NCKU creates record-breaking supercomputers

•Publication Date:11/20/2013
•Source: Taiwan Today

Tainan City-based National Cheng Kung University Supercomputing Research Center unveiled Nov. 18 its record-breaking CK-Star flexible topology switchless supercomputer and high-density node GS-R22PHL supercomputer.

Using Acer Altos R380 F2 as the basic nodes, CK-Star was produced by linking eight computers without switches, breaking the performance efficiency record held by Intel Inc. The GS-R22PHL, when equipped with four Intel Xeon Phi coprocessors, can perform at 3.7 teraflops, or 3.7 trillion floating-point operations per second, the world’s highest computing power for a single-node server and comparable to 10 conventional servers, NCKU said.

According to NCKU, CK-Star was developed by SRC Director Hwang Chi-chuan and visiting scholar Deng Yuefan, a professor at New York-based Stony Brook University and researcher at mainland China’s National Supercomputer Center in Jinan, using servers provided by Taiwan-based Acer Inc. The GS-R22PHL was jointly created by NCKU and New Taipei City-based Gigabyte Technology Co. Ltd.

“Traditional cluster-based supercomputers require switches to control the nodes and inter-nodal communication,” Hwang said. “The drawback is when the number of nodes increases, the switches may become a performance bottleneck. CK-Star does not require switches, thus breaking through this bottleneck and allowing for limitless expansion of computing nodes.”

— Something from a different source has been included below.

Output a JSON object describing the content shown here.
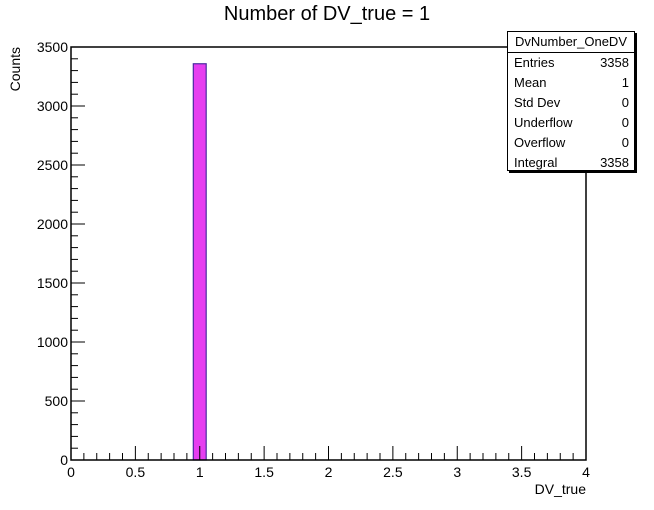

“Network communication with switches is also energy consuming, typically using up to 50 percent of total consumption. CK-Star is therefore high performance and energy efficient.”

According to Deng, CK-Star’s network topology can be adjusted to achieve desired performance. Its flexible framework open a new route for the development of high-performance computing systems, with promising research and commercial applications, he added.

The GS-R22PHL can be equipped with up to eight double-slot coprocessors/graphics unit cards. Whether for workstations or high-performance computing, the GS-R22PHL holds huge business potential, Hwang said.